La ignoré, subiendo el primer escalón a trompicones, mi pie resbaló como si la maleta me arrastrara hacia abajo. —¡Y-Ya la tengo…! —Jadeé, con la cara sonrojada, y el sudor (o sudor fingido) perlaba mi frente.

Mi camisa se pegaba a mi espalda, manchas de humedad se extendían bajo mis brazos, mi pecho subía y bajaba como si acabara de correr un maratón.

—¡Dexter, para…! —Diana descruzó los brazos, su sonrisa burlona se desvaneció, dando paso a la preocupación—. ¡Te vas a hacer daño…!

—¡N-No…! —Gruñí, arrastrando la maleta un escalón más, con las rodillas temblando, mi mano libre agarrando la barandilla como si fuera lo único que me mantenía en pie.

—¡P-Puedo hacerlo! —Mi voz sonaba forzada, desesperada, mi respiración salía en ráfagas cortas y agudas.

Los labios de Diana se apretaron en una fina línea, sus dedos se retorcían. —¡Dexter…!

No la escuché.

Con un último y dramático esfuerzo, arrastré la maleta los últimos escalones, mis piernas temblaban, todo mi cuerpo se estremecía por el «esfuerzo». Me derrumbé en el rellano, la maleta cayó con un golpe sordo a mi lado, mi pecho subía y bajaba como si acabara de librar una guerra.

—¡Ya está…! —Jadeé, limpiándome la frente con el dorso de la mano, mi cara una máscara de pura y lastimosa determinación—. Una menos…

Diana se quedó helada al pie de la escalera, con los ojos muy abiertos y la mano apretada contra el pecho. —¡Tú…! ¡Tú eres un completo…! —Resopló, subiendo los escalones a grandes zancadas, sus tacones resonando con fuerza—. ¡Estás siendo ridículo…!

Ni siquiera la dejé terminar.

Con un gemido, alcancé la segunda maleta, levantándola con un grito ahogado, todo mi cuerpo se sacudía bajo el «peso».

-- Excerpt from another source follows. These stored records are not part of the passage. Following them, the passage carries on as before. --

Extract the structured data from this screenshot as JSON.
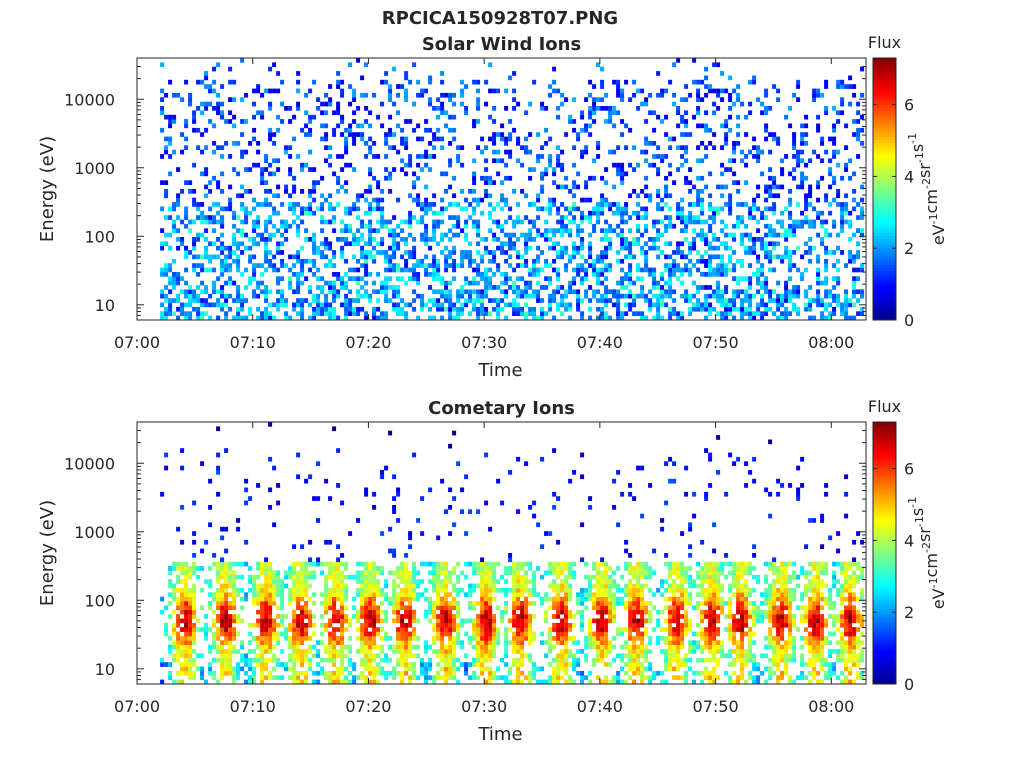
{
  "figure": {
    "title": "RPCICA150928T07.PNG"
  },
  "colormap": [
    "#00008f",
    "#0000ff",
    "#0080ff",
    "#00ffff",
    "#80ff80",
    "#ffff00",
    "#ff8000",
    "#ff0000",
    "#800000"
  ],
  "chart_data": [
    {
      "type": "heatmap",
      "title": "Solar Wind Ions",
      "xlabel": "Time",
      "ylabel": "Energy (eV)",
      "x_range": [
        "07:00",
        "08:03"
      ],
      "x_ticks": [
        "07:00",
        "07:10",
        "07:20",
        "07:30",
        "07:40",
        "07:50",
        "08:00"
      ],
      "y_scale": "log",
      "y_range": [
        6,
        40000
      ],
      "y_ticks": [
        10,
        100,
        1000,
        10000
      ],
      "y_tick_labels": [
        "10",
        "100",
        "1000",
        "10000"
      ],
      "data_start": "07:02",
      "colorbar": {
        "title": "Flux",
        "label": "eV^-1 cm^-2 sr^-1 s^-1",
        "range": [
          0,
          7.3
        ],
        "ticks": [
          "0",
          "2",
          "4",
          "6"
        ]
      },
      "pattern": "sparse low-flux (0.5-2) counts spread across 6 eV - 40 keV, denser at 10-300 eV",
      "peak_times_min": []
    },
    {
      "type": "heatmap",
      "title": "Cometary Ions",
      "xlabel": "Time",
      "ylabel": "Energy (eV)",
      "x_range": [
        "07:00",
        "08:03"
      ],
      "x_ticks": [
        "07:00",
        "07:10",
        "07:20",
        "07:30",
        "07:40",
        "07:50",
        "08:00"
      ],
      "y_scale": "log",
      "y_range": [
        6,
        40000
      ],
      "y_ticks": [
        10,
        100,
        1000,
        10000
      ],
      "y_tick_labels": [
        "10",
        "100",
        "1000",
        "10000"
      ],
      "data_start": "07:02",
      "colorbar": {
        "title": "Flux",
        "label": "eV^-1 cm^-2 sr^-1 s^-1",
        "range": [
          0,
          7.3
        ],
        "ticks": [
          "0",
          "2",
          "4",
          "6"
        ]
      },
      "pattern": "periodic bursts of high flux (up to ~6.5) at 20-300 eV, sparse low-flux counts up to 15 keV",
      "peak_times_min": [
        4,
        7.5,
        11,
        14,
        17,
        20,
        23,
        26.5,
        30,
        33,
        36.5,
        40,
        43,
        46.5,
        49.5,
        52,
        55.5,
        58.5,
        61.5
      ]
    }
  ]
}
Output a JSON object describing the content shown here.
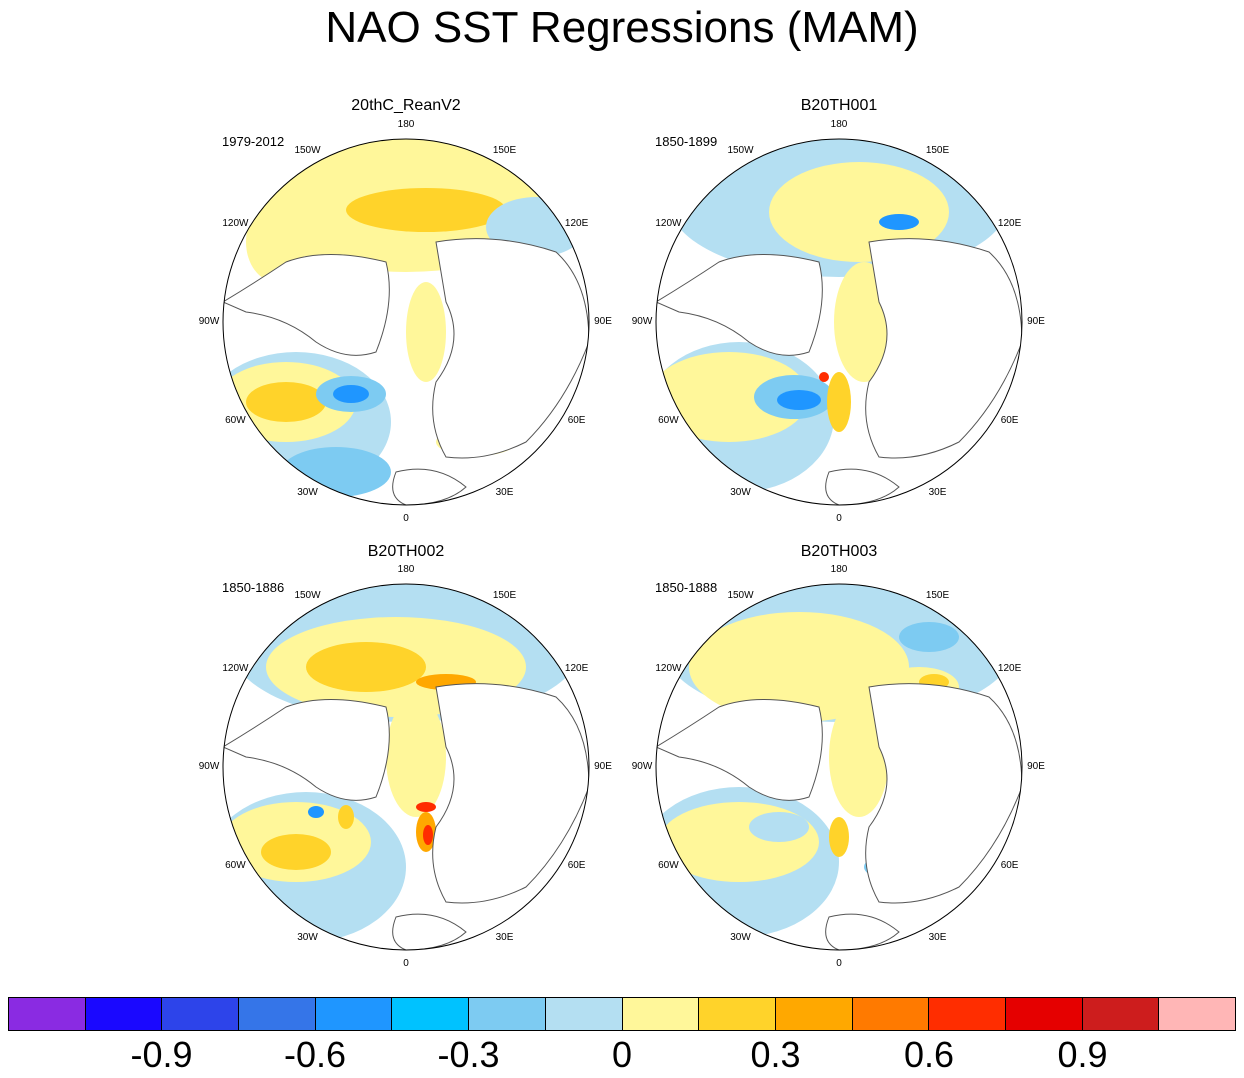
{
  "chart_data": {
    "type": "polar-stereographic filled contour maps",
    "title": "NAO SST Regressions (MAM)",
    "panels": [
      {
        "title": "20thC_ReanV2",
        "period": "1979-2012"
      },
      {
        "title": "B20TH001",
        "period": "1850-1899"
      },
      {
        "title": "B20TH002",
        "period": "1850-1886"
      },
      {
        "title": "B20TH003",
        "period": "1850-1888"
      }
    ],
    "longitude_labels": [
      "180",
      "150E",
      "120E",
      "90E",
      "60E",
      "30E",
      "0",
      "30W",
      "60W",
      "90W",
      "120W",
      "150W"
    ],
    "colorbar": {
      "colors": [
        "#8a2be2",
        "#1a08ff",
        "#2d44ea",
        "#3575e8",
        "#1f96ff",
        "#00c2ff",
        "#7dcbf2",
        "#b4dff2",
        "#fff79a",
        "#ffd32a",
        "#ffa800",
        "#ff7a00",
        "#ff2d00",
        "#e50000",
        "#cd1d1d",
        "#ffb6b6"
      ],
      "tick_labels": [
        "-0.9",
        "-0.6",
        "-0.3",
        "0",
        "0.3",
        "0.6",
        "0.9"
      ]
    }
  }
}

—¡Nnngh! ¡Esta es…! ¡Oh, Dios mío…! —Mis rodillas casi cedieron, mi cara se contrajo en una mueca de agonía, mi respiración salía en jadeos sibilantes y lastimeros.

—¡Dexter, PARA…! —Diana se abalanzó hacia mí, su voz era aguda, sus manos se extendían en mi dirección—. ¡Te vas a desmayar…!

—Puedo con ella. —Gimoteé, subiendo las escaleras a trompicones, con los hombros encorvados, todo mi cuerpo temblando por el «esfuerzo».

—No pesa tanto. —Mi voz se quebró, mi mano libre se aferraba a la barandilla con tanta fuerza que mis nudillos se pusieron blancos.